"Natural" use of cmp= in sort

Tue Nov 11 01:36:10 EST 2014

On Mon, Nov 10, 2014 at 8:09 PM, Paddy <paddy3118 at gmail.com> wrote:
> On Monday, 10 November 2014 18:45:15 UTC, Paddy  wrote:
>> Hi, I do agree with                                                                          Raymond H. about the relative merits of cmp= and key= in sort/sorted, but I decided to also not let natural uses of cmp= pass silently.
>>
>> In answering this question, http://stackoverflow.com/a/26850434/10562 about ordering subject to inequalities it seemed natural to use the cmp= argument of sort rather than key=.
>>
>> The question is about merging given inequalities to make 1 inequality such that the inequalities also stays true.
>>
>>
>
> Thanks Peter, Ian. I have modified my code to expand transitive relations and ask you to view it on stackoverflow via the original link (as posting code on newsgroups is an ugly hack).
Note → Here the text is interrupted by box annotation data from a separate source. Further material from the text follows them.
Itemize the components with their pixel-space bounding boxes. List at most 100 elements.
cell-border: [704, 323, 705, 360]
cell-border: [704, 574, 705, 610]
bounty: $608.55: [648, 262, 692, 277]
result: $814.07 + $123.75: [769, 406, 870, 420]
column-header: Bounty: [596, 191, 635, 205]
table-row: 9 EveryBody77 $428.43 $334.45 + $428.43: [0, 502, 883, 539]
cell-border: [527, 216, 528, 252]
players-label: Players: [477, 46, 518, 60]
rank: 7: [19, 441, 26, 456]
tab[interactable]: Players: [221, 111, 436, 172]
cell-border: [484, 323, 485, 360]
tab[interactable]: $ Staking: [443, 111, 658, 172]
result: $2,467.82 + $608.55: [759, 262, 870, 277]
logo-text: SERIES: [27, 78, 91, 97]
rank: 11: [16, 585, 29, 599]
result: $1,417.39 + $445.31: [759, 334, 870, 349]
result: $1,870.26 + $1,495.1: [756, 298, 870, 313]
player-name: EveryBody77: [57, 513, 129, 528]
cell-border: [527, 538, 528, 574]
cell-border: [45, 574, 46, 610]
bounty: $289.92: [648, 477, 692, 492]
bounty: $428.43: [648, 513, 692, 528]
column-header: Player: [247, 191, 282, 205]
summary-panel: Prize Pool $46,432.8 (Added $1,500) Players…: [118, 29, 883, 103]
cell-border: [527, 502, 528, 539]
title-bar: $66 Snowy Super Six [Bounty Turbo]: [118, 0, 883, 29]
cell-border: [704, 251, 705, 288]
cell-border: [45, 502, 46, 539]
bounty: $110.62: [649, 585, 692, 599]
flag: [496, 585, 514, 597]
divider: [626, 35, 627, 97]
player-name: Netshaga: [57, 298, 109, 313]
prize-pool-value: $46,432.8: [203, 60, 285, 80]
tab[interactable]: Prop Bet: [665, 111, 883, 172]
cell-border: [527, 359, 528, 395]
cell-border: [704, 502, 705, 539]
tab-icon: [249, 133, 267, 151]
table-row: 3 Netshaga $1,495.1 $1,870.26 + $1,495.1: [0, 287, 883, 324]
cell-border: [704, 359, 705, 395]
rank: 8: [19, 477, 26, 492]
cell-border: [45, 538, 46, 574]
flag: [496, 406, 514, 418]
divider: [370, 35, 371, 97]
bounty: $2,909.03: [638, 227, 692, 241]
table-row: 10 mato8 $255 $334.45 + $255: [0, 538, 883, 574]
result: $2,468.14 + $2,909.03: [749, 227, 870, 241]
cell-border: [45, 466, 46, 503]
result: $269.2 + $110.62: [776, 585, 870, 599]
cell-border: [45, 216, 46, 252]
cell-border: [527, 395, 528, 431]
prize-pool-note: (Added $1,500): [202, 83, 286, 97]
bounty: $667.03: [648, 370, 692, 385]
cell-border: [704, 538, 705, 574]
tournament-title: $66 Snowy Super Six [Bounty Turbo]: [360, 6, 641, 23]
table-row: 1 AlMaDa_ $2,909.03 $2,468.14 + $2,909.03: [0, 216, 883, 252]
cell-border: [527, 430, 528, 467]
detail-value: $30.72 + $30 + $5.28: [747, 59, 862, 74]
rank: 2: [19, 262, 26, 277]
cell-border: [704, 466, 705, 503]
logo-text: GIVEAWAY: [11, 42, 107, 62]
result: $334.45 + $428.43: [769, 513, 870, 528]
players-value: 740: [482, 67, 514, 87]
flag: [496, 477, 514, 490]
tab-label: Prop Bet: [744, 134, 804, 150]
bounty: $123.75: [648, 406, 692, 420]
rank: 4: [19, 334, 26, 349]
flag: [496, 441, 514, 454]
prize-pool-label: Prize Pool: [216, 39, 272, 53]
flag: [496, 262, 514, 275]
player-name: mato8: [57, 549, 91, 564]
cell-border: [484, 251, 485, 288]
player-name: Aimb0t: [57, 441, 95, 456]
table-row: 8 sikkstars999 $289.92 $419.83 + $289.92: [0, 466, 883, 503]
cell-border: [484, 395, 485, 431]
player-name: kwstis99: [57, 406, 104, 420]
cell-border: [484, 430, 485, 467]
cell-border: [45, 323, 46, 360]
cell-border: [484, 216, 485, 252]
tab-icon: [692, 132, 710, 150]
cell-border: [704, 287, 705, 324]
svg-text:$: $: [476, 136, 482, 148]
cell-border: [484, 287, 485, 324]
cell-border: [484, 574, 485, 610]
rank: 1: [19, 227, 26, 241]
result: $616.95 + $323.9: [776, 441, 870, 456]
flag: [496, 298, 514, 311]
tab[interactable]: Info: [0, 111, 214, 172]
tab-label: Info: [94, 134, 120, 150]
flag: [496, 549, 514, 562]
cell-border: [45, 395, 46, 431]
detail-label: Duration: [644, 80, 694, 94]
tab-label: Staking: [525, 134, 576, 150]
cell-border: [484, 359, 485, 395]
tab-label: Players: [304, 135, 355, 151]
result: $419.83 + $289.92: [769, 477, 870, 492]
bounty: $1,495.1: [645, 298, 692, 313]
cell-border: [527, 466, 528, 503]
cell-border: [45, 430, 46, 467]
You still run into trouble though if the given inequalities don't
provide enough information for a total ordering. E.g.:

>>> ' > '.join(extract_relations("""f4 > f1
... f2 > f3"""))
'f1 > f2 > f3 > f4'

By adding some debugging prints, we can see what cmp calls were made
by the sort routine and what the results were:

cmp('f2', 'f1') -> 1
cmp('f3', 'f2') -> 1
cmp('f4', 'f3') -> 1

There is no information about the relative order of f2 and f1, so the
cmp function just returns 1 there.
f2 is known to be greater than f3, so that call correctly returns 1.
There is again no information about the relative order of f4 and f3,
so it again just returns 1. However, this is inconsistent with the
first comparison that placed f1 > f2, because it implies that f1 > f4.

As you can see, giving an inconsistent cmp function to sort produces
bogus results. If you only have a partial ordering of the inputs, you
need to make sure that the cmp function you provide is consistent with
*some* total ordering.

Another issue is that your expand_transitive_relations function is I
think O(n**3 log n), which looks unattractive compared to the O(n**2)
topological sort given in the other answers. Another advantage of the
topological sort is that it will detect if the graph is cyclic (i.e.
the input data itself is inconsistent), rather than just return a
bogus output.

> My main reason for the post to c.l.p remains though; it seems like a *natural* use of the cmp= comparator function to sorted rather than using key= .

There are cases where a cmp function is more natural than a key
function, but for these we have the functools.cmp_to_key adapter.